After Ravens running back Ray Rice was suspended just two games following an ugly domestic incident, the NFL was accused of being tone deaf. A two-game ban for a violent occurrence, juxtaposed with Browns receiver Josh Gordon facing a one-year suspension for using recreational drugs, seemed exceedingly light. In response, Mark Maske of the Washington Post reported yesterday that league officials were mulling harsher penalties for domestic abuse episodes, and, per Jane McManus of ESPN.com, they’ve decided to make some changes.

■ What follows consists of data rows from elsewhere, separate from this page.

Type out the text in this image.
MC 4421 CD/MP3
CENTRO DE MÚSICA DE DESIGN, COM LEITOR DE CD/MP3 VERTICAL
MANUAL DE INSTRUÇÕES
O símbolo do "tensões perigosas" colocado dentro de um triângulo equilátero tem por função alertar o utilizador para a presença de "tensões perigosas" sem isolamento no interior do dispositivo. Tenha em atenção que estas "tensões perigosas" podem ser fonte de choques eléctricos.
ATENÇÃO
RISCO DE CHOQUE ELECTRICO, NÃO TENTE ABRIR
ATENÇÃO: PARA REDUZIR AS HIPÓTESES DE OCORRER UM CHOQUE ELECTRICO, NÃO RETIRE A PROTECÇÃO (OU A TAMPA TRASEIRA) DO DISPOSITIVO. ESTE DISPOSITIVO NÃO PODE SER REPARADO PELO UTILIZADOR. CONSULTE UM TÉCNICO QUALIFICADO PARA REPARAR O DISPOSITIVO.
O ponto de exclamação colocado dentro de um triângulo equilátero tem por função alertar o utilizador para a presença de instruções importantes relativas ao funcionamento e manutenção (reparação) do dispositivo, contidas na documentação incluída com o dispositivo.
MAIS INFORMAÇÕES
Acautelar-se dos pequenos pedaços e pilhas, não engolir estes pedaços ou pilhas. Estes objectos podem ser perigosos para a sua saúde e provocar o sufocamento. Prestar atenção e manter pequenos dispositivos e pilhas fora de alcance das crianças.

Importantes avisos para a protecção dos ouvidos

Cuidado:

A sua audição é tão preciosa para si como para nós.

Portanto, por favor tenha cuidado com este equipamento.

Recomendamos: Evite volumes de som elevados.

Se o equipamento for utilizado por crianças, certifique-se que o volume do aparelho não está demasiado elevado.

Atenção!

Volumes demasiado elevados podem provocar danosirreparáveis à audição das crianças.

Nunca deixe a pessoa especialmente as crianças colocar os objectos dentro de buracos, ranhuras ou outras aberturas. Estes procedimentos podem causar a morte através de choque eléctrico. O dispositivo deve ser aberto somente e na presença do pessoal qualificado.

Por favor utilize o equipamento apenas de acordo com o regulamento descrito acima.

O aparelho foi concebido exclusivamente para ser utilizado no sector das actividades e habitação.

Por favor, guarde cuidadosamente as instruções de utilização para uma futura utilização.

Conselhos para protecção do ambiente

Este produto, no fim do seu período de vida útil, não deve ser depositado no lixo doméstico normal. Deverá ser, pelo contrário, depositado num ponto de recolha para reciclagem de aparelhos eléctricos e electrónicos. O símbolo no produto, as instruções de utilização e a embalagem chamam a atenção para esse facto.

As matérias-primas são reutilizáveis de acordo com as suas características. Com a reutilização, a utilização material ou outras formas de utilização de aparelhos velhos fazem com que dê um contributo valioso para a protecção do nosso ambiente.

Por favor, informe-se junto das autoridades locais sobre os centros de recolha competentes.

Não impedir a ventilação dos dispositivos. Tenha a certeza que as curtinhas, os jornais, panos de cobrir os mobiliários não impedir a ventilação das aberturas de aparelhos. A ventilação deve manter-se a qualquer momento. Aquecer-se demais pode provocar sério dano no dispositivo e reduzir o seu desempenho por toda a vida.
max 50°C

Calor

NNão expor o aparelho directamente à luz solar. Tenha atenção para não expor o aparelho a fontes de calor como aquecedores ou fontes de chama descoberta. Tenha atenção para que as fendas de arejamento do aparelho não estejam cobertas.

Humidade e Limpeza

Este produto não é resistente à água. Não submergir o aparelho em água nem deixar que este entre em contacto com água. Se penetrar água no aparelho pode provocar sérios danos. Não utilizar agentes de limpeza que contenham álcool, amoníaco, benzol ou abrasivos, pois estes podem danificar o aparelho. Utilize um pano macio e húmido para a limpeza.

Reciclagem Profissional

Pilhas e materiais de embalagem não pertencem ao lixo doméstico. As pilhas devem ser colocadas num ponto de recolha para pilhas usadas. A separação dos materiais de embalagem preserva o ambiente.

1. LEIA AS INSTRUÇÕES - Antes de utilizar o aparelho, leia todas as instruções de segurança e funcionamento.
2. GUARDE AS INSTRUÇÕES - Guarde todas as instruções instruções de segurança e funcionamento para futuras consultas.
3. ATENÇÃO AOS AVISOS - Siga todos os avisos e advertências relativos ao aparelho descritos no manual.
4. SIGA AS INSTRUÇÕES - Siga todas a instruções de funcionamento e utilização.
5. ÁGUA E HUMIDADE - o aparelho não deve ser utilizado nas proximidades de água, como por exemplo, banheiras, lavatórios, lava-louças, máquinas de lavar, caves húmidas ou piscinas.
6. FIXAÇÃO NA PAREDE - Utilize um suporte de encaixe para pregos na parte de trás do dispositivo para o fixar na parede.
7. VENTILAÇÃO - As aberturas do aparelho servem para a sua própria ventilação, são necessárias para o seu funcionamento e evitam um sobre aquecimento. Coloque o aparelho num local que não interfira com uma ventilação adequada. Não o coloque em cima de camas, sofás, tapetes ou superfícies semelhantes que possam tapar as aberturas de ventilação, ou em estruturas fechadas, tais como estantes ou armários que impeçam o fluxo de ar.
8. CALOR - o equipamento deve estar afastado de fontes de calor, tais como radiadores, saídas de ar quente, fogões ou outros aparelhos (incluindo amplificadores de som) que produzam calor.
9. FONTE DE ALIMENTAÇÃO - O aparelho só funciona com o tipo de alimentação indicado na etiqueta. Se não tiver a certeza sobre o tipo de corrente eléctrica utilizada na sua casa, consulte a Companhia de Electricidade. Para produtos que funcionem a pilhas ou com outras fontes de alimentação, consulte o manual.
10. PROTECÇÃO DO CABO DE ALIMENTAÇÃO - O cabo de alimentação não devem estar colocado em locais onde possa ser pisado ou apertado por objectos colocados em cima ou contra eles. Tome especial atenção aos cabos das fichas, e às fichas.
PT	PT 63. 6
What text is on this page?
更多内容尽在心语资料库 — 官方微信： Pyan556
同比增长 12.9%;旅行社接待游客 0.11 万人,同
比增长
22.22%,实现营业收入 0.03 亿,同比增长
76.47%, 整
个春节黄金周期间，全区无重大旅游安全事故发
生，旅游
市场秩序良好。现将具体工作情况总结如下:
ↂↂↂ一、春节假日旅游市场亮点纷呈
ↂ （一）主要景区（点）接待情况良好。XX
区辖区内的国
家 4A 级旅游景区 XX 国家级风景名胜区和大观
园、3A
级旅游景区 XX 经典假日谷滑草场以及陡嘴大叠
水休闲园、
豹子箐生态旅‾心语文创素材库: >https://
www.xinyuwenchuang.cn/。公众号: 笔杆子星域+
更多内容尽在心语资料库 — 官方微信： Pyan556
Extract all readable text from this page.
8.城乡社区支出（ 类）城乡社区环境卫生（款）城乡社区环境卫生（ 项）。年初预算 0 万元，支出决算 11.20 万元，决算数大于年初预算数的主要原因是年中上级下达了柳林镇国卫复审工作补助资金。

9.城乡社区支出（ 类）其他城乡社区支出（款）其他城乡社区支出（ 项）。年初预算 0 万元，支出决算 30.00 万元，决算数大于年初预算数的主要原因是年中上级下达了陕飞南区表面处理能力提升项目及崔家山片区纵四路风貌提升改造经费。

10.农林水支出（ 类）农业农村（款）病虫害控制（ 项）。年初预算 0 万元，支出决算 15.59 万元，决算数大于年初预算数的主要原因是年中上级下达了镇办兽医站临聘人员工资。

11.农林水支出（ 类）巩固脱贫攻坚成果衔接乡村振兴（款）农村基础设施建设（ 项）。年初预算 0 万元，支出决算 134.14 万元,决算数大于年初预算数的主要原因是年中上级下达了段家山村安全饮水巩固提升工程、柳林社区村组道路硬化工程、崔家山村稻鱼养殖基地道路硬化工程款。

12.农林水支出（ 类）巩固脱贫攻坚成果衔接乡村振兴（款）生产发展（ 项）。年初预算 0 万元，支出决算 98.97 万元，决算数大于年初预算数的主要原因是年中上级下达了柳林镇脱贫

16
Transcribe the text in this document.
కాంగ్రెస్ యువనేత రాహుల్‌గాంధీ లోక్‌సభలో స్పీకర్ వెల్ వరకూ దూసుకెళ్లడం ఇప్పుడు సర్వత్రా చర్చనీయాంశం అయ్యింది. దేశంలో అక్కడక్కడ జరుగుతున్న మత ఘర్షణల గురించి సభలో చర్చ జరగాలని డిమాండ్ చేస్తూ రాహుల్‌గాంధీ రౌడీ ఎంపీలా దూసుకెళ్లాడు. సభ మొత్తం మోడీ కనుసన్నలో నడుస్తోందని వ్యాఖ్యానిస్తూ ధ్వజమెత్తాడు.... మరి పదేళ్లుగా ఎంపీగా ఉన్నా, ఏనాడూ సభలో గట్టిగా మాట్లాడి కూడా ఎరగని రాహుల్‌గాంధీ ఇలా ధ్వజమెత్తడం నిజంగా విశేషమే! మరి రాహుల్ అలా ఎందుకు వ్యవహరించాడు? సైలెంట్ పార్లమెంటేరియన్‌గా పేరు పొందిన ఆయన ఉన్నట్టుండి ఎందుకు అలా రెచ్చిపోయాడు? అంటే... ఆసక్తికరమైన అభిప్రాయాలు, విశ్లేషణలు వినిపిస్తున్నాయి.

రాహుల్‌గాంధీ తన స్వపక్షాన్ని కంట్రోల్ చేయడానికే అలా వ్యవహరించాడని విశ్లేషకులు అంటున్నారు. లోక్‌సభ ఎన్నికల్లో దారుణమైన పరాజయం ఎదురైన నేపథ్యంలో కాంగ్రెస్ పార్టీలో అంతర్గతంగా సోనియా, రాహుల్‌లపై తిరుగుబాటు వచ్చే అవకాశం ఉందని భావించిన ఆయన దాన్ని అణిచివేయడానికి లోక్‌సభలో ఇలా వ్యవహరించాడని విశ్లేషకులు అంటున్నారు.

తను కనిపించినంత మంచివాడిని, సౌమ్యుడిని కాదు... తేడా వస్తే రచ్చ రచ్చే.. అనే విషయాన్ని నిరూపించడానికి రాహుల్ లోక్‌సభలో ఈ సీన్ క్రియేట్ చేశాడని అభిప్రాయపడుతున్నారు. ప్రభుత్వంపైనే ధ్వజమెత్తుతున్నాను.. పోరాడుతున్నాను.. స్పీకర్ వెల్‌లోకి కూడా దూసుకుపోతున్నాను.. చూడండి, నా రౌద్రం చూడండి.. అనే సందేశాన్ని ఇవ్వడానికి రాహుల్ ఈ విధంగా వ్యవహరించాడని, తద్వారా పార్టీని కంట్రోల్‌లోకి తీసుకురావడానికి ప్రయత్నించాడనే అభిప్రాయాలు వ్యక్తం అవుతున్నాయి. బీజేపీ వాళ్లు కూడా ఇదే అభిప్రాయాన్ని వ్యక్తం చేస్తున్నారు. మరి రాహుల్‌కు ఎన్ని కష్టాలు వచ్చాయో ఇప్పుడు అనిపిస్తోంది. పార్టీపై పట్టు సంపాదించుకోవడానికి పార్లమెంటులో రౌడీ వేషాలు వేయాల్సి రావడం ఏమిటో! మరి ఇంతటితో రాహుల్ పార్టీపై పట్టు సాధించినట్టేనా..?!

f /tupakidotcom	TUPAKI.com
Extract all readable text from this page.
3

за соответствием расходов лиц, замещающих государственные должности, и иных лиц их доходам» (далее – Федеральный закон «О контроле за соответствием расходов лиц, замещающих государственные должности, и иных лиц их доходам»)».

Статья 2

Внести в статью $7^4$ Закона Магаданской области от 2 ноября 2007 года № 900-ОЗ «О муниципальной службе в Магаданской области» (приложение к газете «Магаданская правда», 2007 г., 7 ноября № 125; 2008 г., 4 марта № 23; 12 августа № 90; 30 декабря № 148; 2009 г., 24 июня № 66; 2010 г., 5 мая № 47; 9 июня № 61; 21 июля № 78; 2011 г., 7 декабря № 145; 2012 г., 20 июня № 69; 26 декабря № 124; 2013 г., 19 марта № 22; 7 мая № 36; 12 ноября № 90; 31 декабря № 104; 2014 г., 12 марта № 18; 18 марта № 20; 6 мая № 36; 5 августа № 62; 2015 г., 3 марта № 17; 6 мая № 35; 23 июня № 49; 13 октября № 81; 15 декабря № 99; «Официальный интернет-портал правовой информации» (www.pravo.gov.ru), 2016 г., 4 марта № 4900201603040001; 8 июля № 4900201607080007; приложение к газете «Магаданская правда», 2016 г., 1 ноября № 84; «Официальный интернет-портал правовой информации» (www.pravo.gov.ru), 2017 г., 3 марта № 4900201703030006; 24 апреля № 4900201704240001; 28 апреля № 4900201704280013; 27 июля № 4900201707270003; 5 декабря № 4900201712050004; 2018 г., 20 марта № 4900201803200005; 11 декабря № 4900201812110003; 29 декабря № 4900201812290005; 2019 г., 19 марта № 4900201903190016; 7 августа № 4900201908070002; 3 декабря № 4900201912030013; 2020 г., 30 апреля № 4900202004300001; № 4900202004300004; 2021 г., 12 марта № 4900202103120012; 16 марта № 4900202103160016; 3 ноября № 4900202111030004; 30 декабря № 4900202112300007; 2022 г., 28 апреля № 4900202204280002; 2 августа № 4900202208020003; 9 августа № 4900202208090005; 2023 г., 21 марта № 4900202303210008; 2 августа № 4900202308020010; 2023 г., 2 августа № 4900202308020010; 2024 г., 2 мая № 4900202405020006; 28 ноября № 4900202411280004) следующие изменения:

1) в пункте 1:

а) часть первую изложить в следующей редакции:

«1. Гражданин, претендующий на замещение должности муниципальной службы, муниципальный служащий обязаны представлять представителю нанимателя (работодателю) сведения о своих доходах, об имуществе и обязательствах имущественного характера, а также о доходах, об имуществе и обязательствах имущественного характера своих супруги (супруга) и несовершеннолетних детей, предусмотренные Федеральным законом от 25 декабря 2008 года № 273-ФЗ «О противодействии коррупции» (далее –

A source tells McManus that the NFL will seek the input of outside groups with expertise on the issue of domestic violence, and unveil a revamped program dedicated to the issue, which will focus on “everything from education, training, assistance and enhanced discipline.” The plan is expected to be officially announced soon, perhaps by next month. There’s no word yet as to how stiff the new penalties might be, but I’d expect them to be in line with the disciplinary action taken after a player is arrested for other offenses.
As McManus writes, while the league does have a human resource program for rookies that focuses on domestic abuse, there is no policy regarding such violence in the current collective bargaining agreement. Mike Florio of Pro Football Talk wrote yesterday that making changes to the CBA might present a challenge, as the players would want something in return for altering the league’s bylaws. It’s a valid point, but I doubt the union would risk the backlash of appearing to oppose policies against those who abuse women.